Sally: I’m sorry your new driveway is not holding up. The good news is you can restore it — and make it better if you follow my advice.
Erosion is a natural process. I studied geology in college and hiked to the bottom of the Grand Canyon on my first major field trip. I witnessed the power of running water over solid rock. Water and gravity are great partners when it comes to erosion!
I also studied physics. People often overlook Newton’s second law, which is expressed in the simple equation force equals mass multiplied by acceleration. Your driveway erosion illustrates this law perfectly.
To put it another way, think about how much energy it takes to move a grain of sand. You can move a simple dry grain of sand with a puff of your breath. Use the same amount of breath but aim it at a small angular rock about the size of a grape. Your breath will not budge this small stone.
Your contractor installed the wrong size gravel along the edge of your driveway. Moreover, the gravel must be the correct shape. Large pieces of angular stone require lots of energy or force to move them. In contrast, small pieces of round stone similar to ball bearings can be moved with a tiny amount of force.
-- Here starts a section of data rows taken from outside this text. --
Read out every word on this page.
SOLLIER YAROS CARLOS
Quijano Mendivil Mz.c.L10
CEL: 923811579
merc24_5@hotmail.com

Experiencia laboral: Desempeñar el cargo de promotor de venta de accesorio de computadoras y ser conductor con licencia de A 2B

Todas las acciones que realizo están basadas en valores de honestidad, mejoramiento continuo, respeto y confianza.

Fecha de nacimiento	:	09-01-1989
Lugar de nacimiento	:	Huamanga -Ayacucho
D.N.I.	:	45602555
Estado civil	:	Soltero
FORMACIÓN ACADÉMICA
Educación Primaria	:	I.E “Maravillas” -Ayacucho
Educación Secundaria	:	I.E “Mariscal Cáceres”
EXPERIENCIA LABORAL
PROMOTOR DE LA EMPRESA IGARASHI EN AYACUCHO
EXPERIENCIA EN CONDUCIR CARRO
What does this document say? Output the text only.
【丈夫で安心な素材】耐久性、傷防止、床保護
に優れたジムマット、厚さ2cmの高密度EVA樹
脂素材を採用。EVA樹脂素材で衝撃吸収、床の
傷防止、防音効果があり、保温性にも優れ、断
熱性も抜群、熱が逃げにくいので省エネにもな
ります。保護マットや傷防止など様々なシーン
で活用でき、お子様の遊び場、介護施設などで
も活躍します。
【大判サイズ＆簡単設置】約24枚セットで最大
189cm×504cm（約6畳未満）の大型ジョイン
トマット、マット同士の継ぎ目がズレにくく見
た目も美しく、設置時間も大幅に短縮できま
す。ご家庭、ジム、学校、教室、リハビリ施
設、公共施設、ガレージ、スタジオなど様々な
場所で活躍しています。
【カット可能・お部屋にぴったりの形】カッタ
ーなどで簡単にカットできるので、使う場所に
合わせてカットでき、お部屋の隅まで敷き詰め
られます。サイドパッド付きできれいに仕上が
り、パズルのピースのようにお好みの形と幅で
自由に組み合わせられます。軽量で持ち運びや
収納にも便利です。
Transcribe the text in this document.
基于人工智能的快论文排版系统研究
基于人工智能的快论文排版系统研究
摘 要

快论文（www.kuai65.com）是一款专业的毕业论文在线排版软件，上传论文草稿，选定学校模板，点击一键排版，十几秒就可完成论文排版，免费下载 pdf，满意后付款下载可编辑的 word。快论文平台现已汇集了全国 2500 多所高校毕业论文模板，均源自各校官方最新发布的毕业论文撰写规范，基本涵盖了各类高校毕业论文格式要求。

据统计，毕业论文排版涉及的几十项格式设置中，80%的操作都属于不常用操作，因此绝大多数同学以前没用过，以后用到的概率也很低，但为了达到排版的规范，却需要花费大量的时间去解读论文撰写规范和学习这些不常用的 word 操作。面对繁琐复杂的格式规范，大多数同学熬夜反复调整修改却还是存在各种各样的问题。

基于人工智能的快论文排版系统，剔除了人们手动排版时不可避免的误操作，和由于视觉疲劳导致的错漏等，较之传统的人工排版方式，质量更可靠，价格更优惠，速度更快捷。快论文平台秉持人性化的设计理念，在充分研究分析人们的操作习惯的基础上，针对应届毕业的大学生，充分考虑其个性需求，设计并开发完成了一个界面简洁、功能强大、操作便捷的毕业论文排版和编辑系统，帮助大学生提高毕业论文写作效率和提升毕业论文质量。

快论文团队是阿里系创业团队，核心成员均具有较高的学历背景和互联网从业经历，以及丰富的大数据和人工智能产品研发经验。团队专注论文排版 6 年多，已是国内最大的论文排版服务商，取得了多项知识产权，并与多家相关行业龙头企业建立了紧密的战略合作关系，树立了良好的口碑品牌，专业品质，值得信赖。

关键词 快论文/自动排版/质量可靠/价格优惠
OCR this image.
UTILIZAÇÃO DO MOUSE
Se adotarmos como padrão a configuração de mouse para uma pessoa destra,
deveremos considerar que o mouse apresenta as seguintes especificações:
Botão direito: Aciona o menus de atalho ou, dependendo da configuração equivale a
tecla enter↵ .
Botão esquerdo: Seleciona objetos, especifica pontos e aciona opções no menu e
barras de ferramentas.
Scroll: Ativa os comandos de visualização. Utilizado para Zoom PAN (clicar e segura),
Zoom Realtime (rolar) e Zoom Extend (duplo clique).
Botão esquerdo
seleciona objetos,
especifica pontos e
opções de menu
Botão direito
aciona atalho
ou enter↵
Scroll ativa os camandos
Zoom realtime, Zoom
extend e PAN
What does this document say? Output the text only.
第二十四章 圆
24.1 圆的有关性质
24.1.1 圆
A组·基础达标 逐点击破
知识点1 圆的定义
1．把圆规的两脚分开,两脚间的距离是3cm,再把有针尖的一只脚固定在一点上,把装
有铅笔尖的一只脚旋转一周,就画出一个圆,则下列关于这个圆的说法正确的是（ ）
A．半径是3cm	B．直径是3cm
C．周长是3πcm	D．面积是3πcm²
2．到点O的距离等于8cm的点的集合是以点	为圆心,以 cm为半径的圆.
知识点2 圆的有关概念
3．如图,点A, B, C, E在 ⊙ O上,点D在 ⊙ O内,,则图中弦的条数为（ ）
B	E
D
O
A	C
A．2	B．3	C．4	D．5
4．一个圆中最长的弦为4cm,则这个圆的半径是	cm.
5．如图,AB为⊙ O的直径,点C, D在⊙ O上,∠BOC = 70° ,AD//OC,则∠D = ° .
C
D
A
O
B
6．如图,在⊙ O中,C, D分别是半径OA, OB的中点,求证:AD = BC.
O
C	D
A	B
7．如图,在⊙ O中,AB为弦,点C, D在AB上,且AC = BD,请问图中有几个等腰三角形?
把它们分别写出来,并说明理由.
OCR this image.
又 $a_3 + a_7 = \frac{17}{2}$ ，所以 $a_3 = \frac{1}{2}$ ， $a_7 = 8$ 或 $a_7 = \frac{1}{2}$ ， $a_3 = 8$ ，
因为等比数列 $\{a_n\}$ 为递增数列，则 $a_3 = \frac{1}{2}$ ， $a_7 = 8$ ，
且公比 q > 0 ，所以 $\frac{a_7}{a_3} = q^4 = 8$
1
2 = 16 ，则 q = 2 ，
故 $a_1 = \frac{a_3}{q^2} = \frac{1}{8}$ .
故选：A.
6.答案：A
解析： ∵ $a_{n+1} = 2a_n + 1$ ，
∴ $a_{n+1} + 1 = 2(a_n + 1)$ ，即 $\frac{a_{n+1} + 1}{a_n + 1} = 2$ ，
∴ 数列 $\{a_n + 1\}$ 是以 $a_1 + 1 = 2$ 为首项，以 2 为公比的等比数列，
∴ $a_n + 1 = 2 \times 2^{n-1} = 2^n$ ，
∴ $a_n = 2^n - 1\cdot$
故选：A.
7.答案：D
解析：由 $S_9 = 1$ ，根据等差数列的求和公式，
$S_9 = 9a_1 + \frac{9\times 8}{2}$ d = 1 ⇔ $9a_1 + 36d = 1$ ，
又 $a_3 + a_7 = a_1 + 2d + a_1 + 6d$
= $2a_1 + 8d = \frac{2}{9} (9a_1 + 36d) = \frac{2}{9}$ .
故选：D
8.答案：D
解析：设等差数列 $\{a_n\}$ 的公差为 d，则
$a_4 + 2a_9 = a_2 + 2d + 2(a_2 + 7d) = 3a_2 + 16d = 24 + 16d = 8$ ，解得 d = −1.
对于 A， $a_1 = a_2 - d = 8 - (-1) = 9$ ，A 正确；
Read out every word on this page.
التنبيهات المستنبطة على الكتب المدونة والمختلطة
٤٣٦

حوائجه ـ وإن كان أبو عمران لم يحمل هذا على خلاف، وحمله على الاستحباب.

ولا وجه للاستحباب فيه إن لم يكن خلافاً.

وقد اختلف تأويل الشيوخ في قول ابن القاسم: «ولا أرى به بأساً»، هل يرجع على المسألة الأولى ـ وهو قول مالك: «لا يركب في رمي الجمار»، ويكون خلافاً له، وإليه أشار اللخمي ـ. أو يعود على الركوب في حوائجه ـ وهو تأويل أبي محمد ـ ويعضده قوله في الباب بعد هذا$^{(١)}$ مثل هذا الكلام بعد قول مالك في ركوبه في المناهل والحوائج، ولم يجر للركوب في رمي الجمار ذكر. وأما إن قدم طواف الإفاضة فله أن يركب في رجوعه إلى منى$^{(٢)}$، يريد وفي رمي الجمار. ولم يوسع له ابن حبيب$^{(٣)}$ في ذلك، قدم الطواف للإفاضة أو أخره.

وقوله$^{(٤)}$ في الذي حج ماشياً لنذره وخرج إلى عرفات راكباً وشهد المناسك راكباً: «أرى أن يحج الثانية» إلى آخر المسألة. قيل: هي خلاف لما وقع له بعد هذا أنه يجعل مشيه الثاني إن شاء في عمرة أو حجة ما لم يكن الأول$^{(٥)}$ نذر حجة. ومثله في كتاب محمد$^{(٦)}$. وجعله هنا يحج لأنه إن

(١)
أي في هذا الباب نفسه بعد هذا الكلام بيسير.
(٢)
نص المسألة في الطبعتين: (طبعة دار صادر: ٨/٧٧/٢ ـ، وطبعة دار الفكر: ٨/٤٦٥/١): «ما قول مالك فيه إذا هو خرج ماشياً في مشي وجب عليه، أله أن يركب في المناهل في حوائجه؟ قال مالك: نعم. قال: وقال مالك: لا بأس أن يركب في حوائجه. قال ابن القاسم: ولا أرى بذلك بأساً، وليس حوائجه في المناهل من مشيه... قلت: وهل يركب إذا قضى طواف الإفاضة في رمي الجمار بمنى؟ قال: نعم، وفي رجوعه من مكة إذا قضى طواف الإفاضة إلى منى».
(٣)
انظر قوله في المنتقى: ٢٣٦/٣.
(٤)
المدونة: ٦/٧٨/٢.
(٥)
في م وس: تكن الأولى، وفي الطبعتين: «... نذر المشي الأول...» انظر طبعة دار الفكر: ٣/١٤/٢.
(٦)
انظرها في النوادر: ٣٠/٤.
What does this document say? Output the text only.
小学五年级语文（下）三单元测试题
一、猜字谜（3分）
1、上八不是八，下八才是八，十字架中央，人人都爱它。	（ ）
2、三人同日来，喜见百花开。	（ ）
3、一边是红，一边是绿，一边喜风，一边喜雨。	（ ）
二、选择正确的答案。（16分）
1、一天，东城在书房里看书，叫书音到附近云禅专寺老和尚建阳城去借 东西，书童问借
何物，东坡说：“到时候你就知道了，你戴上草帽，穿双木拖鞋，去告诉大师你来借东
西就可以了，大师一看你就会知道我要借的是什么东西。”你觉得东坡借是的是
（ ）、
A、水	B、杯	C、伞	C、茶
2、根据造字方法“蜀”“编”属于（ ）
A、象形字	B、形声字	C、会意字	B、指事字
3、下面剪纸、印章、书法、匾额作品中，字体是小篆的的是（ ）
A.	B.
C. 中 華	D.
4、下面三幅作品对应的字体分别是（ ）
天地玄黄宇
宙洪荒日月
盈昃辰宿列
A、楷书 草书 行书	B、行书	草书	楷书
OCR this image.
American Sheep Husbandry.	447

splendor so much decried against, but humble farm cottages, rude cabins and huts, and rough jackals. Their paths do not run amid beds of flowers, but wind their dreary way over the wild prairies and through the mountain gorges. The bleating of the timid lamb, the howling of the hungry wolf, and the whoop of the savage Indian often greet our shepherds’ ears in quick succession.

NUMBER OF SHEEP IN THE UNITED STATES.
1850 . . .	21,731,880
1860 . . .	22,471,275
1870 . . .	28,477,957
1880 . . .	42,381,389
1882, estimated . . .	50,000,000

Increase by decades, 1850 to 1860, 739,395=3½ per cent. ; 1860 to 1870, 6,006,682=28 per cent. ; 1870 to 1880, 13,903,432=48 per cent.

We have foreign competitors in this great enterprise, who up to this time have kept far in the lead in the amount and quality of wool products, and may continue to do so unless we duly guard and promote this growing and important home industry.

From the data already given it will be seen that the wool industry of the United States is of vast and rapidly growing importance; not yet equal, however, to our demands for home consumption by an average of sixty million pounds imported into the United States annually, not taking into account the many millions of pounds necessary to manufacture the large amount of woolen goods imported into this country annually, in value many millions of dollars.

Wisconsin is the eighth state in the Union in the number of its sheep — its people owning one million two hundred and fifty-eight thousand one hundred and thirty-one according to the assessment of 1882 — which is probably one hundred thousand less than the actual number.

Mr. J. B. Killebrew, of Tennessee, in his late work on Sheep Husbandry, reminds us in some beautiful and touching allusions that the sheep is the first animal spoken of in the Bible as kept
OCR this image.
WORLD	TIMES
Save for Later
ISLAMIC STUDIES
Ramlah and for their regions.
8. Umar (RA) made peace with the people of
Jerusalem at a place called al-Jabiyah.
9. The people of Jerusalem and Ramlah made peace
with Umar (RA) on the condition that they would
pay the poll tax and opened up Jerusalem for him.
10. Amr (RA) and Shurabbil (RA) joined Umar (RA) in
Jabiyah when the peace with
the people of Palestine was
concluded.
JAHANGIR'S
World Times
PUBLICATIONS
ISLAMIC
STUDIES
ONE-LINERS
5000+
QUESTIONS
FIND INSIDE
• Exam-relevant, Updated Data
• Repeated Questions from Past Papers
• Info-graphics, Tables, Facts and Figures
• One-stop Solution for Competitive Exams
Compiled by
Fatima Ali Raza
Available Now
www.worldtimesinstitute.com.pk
The gravel on the edge of my own steep driveway used to erode with each moderate rainstorm. I replaced the small 3/4-inch pieces of gravel with three-inch stones. All of a sudden my problem disappeared!
At the present, my town’s roads suffer from the same problem. The road crews install small angular stones in the road shoulder. The gravel is eroded by the force of the car and truck tires on right-hand curves. In the long run, this erosion can be stopped by installing the same 3-inch interlocking angular rock I used on my driveway. Much more force is needed to dislodge these.
Without delay you need to install the larger pieces of stone. Install the stone a minimum of 6 inches deep by 12 inches wide. Small angular pieces of crushed stone can be used to fill the gaps between the larger stones.
Angular stone is available at local gravel pits. This stone is used beneath new roads built near your home. The gravel pit will deliver the stone to your home. You’ll need to calculate how many cubic yards of stone you’ll need.
By all means, make sure the large stone is about 1 inch below the top surface of your driveway. Lawn mowers, snowplows and string trimmers must not be able to kick up the stones.
On the negative side, you may not like the look of these larger stones. In that case, think about the anguish you’ll feel as soon as a car or truck drives along the edge of your driveway and a large crack appears in the blacktop. The large stones provide support to the edge of your blacktop.
You can stop soil erosion in your yard using the same method. Typically, soil erodes where water concentrates in small channels. With this in mind, make a hardscape feature in the channel. The rock will stop the erosion.
Fill the channel or rut in the yard with larger angular stone and line the feature with much larger rocks as you might see in a local stream. Take photographs of a few creeks or streams near your home. The photos will guide you as long as you pay attention to the overall look of the natural stream.
All things considered, I believe you’ll love the look of the large stones next to your driveway. Install about five or 10 feet of them, and then stand back 30 feet to look at your work. Colorful angular stones can be used to create an accent to your drive. Do your best to look at all the types of angular stone at the gravel pit and select one that you like.